サントス倉庫 設計=建築家 J.P. ストーク & J.J. カンターズ Photo credit to Graafland, 1917

 9階建ての新館には、展示室に加え、欧州最大級のフォトブック・ライブラリー、保存修復アトリエ、公開収蔵庫、暗室、教育スペース、スタジオ、さらに港湾を見渡すカフェやレストランが設けられる。館内にはガラス越しに収蔵品の管理や修復の様子を見学できる「見える収蔵庫」が導入され、写真制作やアーカイヴのプロセスを体験的に学べる構成となっている。

オランダ写真美術館 アトリウムと中央階段室 © Photo Studio Hans Wilschut
オランダ写真美術館 © Photo Studio Hans Wilschut

 開館に合わせ、2つの主要展覧会が開催される。ひとつは「Rotterdam in Focus: The City in Photographs 1843–Now」。1843年から現在まで約180年にわたるロッテルダムの都市景観の変遷を、300点以上の作品を通して紹介する。ハンス・アールスマン、エーファ・ベスニョー、カス・オールトハイス、オットー・スヌークなど、同市ゆかりの写真家の代表作が並ぶ。
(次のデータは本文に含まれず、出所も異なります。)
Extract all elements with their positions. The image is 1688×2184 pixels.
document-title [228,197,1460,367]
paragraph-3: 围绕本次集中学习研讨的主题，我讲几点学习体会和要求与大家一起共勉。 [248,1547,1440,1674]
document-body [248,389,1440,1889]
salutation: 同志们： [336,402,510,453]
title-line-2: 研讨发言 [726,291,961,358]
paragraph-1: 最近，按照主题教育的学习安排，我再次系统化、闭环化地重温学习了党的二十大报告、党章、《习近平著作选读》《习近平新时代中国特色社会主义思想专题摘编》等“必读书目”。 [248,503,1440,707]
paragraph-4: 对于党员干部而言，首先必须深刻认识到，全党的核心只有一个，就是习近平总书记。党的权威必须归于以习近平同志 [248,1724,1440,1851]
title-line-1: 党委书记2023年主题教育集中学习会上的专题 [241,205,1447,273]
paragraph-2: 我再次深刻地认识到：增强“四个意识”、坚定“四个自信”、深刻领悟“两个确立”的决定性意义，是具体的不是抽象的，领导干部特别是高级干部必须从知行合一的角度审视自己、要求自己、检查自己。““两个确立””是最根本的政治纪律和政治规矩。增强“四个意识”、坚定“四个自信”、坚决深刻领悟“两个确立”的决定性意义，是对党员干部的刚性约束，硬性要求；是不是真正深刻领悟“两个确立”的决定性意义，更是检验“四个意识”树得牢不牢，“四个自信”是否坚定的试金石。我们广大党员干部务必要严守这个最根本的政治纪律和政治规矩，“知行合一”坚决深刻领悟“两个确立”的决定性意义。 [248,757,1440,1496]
カス・オールトハイス Vondelingenweg 1957-58
Nederlands Fotomuseum © Cas Oorthuys/Nederlands Fotomuseum

 もうひとつは「Awakening in Blue: An Ode to Cyanotype」。古典技法サイアノタイプに焦点を当て、19世紀の初期作品とあわせて、エコロジー、植民地史、身体表現などをテーマとする現代アーティスト15名の新作を展示する。

J.J. カンターズ&J.P. ストーク設計 Santos warehouse, front façade Rijnhaven side 1901
Collection Rotterdam City Archives

 また、オランダ写真史を代表する99点を紹介する「Gallery of Honour of Dutch Photography」も新展示として再公開される。アントン・コービン、ダナ・リクセンバーグ、エド・ファン・デル・エルスケン、リネケ・ダイクストラ、エルウィン・オラフらの重要作品が揃い、100点目のみ来館者投票によって選出される。

 オランダ写真美術館は2003年の開館以来、オランダ写真の保存・研究の中心を担い、とくに20世紀のアナログ写真およびドキュメンタリー写真を軸に25年以上にわたりコレクションを拡充してきた。収蔵点数は2028年までに750万点に達する見込みで、世界でも屈指の規模となる。

 今回の移転により、同館はコレクション公開の拡充、保存環境の強化、市民・地域コミュニティとの連携深化を図り、「誰もがアクセスできる写真文化プラットフォーム」としての役割をさらに高めていく方針だ。